Ab 1941 war Lofy zunächst im Reichsarbeitsdienst, dann als Soldat an der Ostfront eingesetzt. 1942 verweigerte er nahe Woronesch aus Gewissensgründen den Befehl, einen Russen zu erschießen. Trotz dieses Vorfalls wurde Lofy im Frühjahr 1943 zur Offiziersschule nach Posen geschickt. Nach Ende des Lehrgangs kam er als Leutnant zur 72. Infanterie-Division. Am 20. April 1944 erhielt er den Befehl, anlässlich des „Führergeburtstags“ einen Stoßtrupp hinter die gegnerischen Linien anzuführen, bei dem Schusswaffengebrauch vermieden und stattdessen russischen Soldaten mit dem Spaten der Kopf abgeschlagen werden sollte. Lofy hielt diese Aktion für militärisch unsinnig und ethisch unverantwortlich. Da ihm eine direkte Befehlsverweigerung unmöglich erschien, sorgte er dafür, dass sein Trupp frühzeitig entdeckt wurde und sich unter dem einsetzenden Beschuss wieder zurückziehen konnte. Wenig später sprach er vor anderen Soldaten kritisch über die Ermordung von Juden und die Existenz von Konzentrationslagern. Er wurde angezeigt und zunächst im Wehrmachtgefängnis von Rawa-Ruska in Einzel- und Dunkelhaft gehalten. Später kam er in das Militärgefängnis von Tarnów und schließlich ins Zentralgefängnis in Germersheim, wo er mehreren Mitgefangenen durch seine guten Kontakte zum Gefängnispfarrer ermöglichte, Briefe an ihre Angehörigen schicken zu können. Im Januar 1945 wurde er durch ein Militärgericht zu sechs Jahren Haft, Ehrverlust und Degradierung verurteilt. Er wurde an das Bewährungsbataillon 500 überstellt, das unter Aufsicht von SS-Angehörigen an den gefährlichsten Frontstellen eingesetzt wurde. Am 19. April 1945 wurde Lofy bei Brünn durch ein Panzergeschoss schwer verletzt, sein linker Oberarm musste daraufhin im Feldlazarett amputiert werden. Mit einem Lazarettzug gelangte er nach Freiberg, von dort schlug er sich zu Fuß in seine Heimat durch. Das gegen ihn verhängte Urteil wurde im Juli 1949 vom Landgericht Trier als unrechtmäßig aufgehoben.

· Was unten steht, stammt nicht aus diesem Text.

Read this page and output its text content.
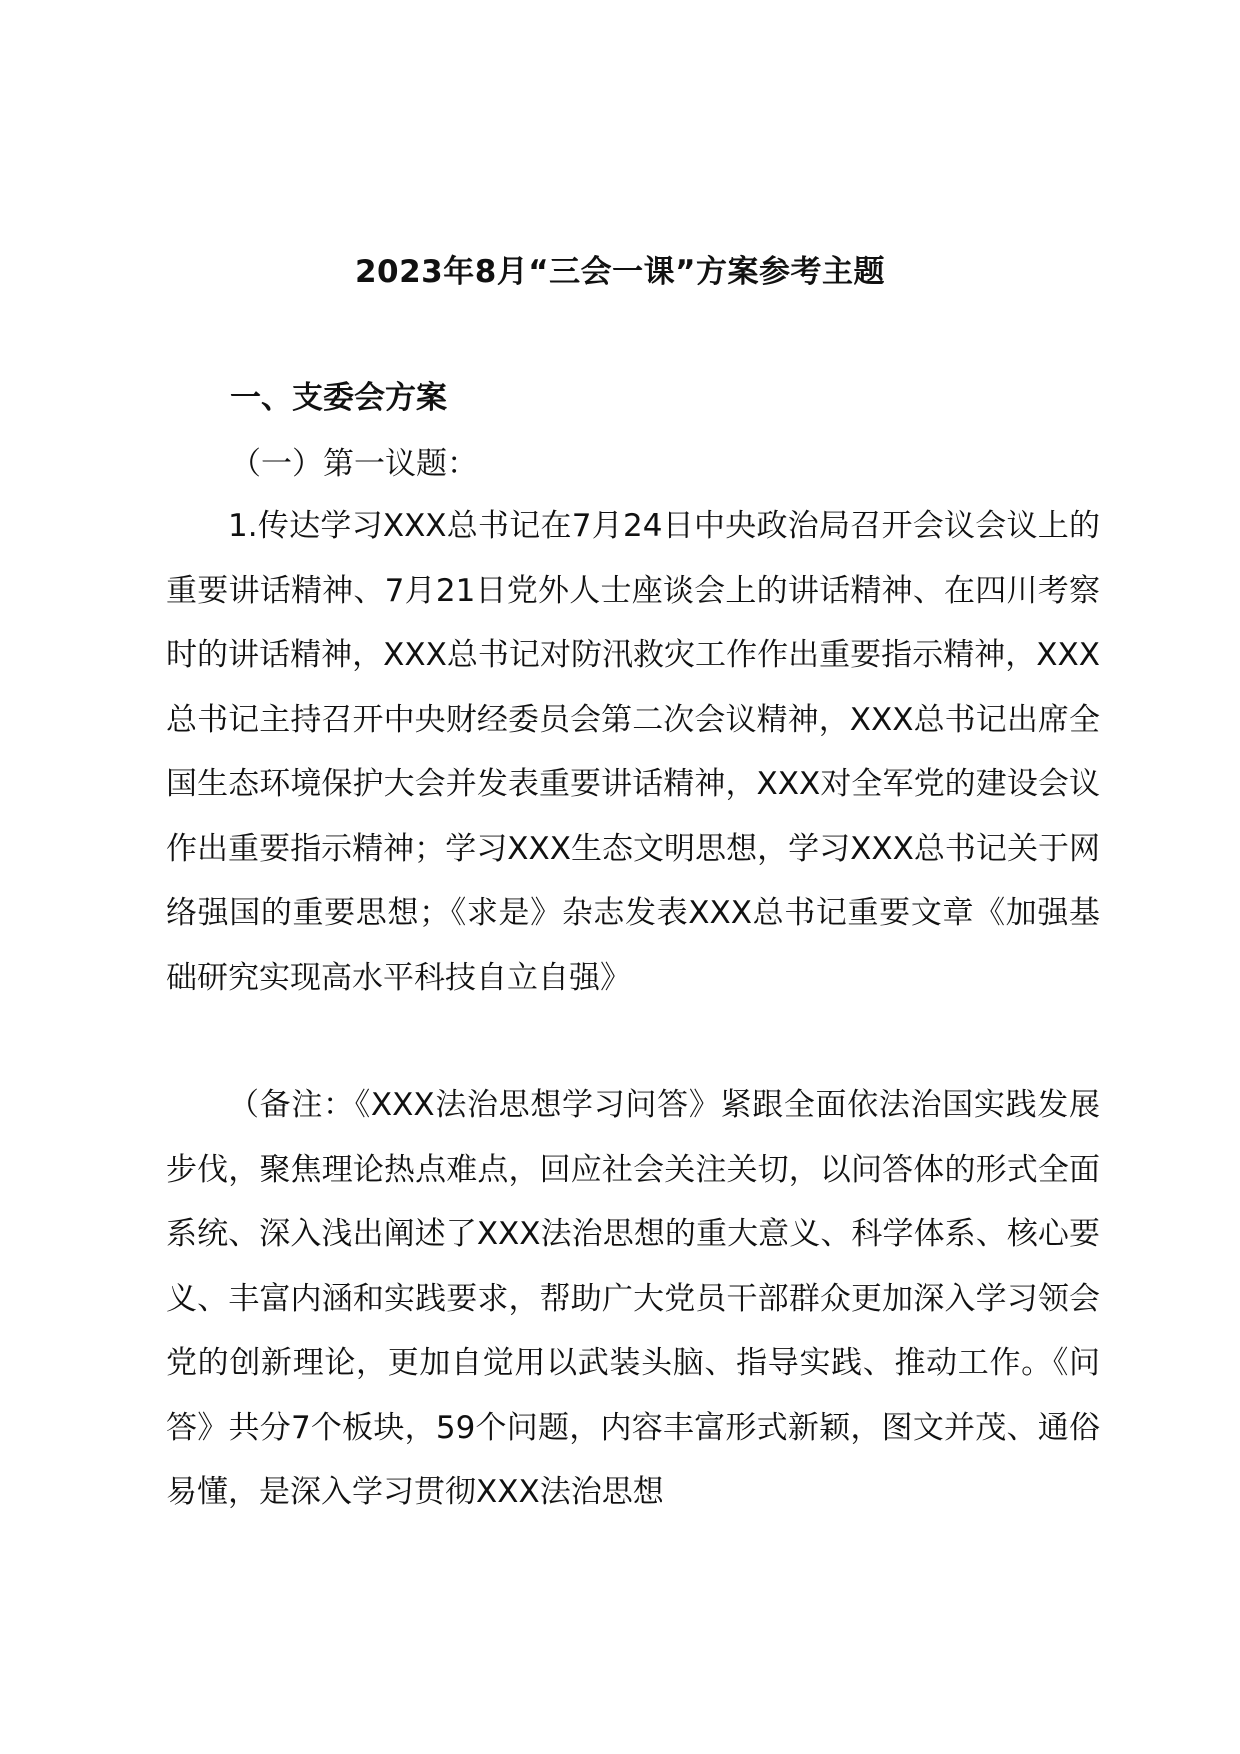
2023年8月“三会一课”方案参考主题
一、支委会方案
（一）第一议题：

1.传达学习XXX总书记在7月24日中央政治局召开会议会议上的重要讲话精神、7月21日党外人士座谈会上的讲话精神、在四川考察时的讲话精神，XXX总书记对防汛救灾工作作出重要指示精神，XXX总书记主持召开中央财经委员会第二次会议精神，XXX总书记出席全国生态环境保护大会并发表重要讲话精神，XXX对全军党的建设会议作出重要指示精神；学习XXX生态文明思想，学习XXX总书记关于网络强国的重要思想；《求是》杂志发表XXX总书记重要文章《加强基础研究实现高水平科技自立自强》

（备注：《XXX法治思想学习问答》紧跟全面依法治国实践发展步伐，聚焦理论热点难点，回应社会关注关切，以问答体的形式全面系统、深入浅出阐述了XXX法治思想的重大意义、科学体系、核心要义、丰富内涵和实践要求，帮助广大党员干部群众更加深入学习领会党的创新理论，更加自觉用以武装头脑、指导实践、推动工作。《问答》共分7个板块，59个问题，内容丰富形式新颖，图文并茂、通俗易懂，是深入学习贯彻XXX法治思想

Nach dem Krieg absolvierte er ein Studium an der Hochschule für Ökonomie Berlin, wurde dort promoviert und arbeitete als Hochschullehrer. Auch in der DDR geriet er in Schwierigkeiten, weil er sich weigerte Spionagedienste zu leisten. Außerdem identifizierte er einen General der Nationalen Volksarmee als seinen ehemaligen Divisionskommandeur, der 1944 ein Todesurteil wegen Wehrkraftzersetzung gegen ihn beantragt hatte. 1972 durfte Lofy in die Bundesrepublik ausreisen. Dort engagierte er sich für den Rest seines Lebens gegen Faschismus. Er gründete einen Förderverein für eine Gedenkstätte beim ehemaligen SS-Sonderlager Hinzert und veröffentlichte 1982 zusammen mit Eberhard Klopp eine Dokumentation unter dem Titel Hinzert kein richtiges KZ?. Außerdem war er Vorsitzender des Verbandes Demokratischer Widerstandskämpfer und Verfolgter des Naziregimes und Vorstandsmitglied des Zentralverbandes Demokratischer Widerstandskämpfer- und Verfolgtenorganisationen.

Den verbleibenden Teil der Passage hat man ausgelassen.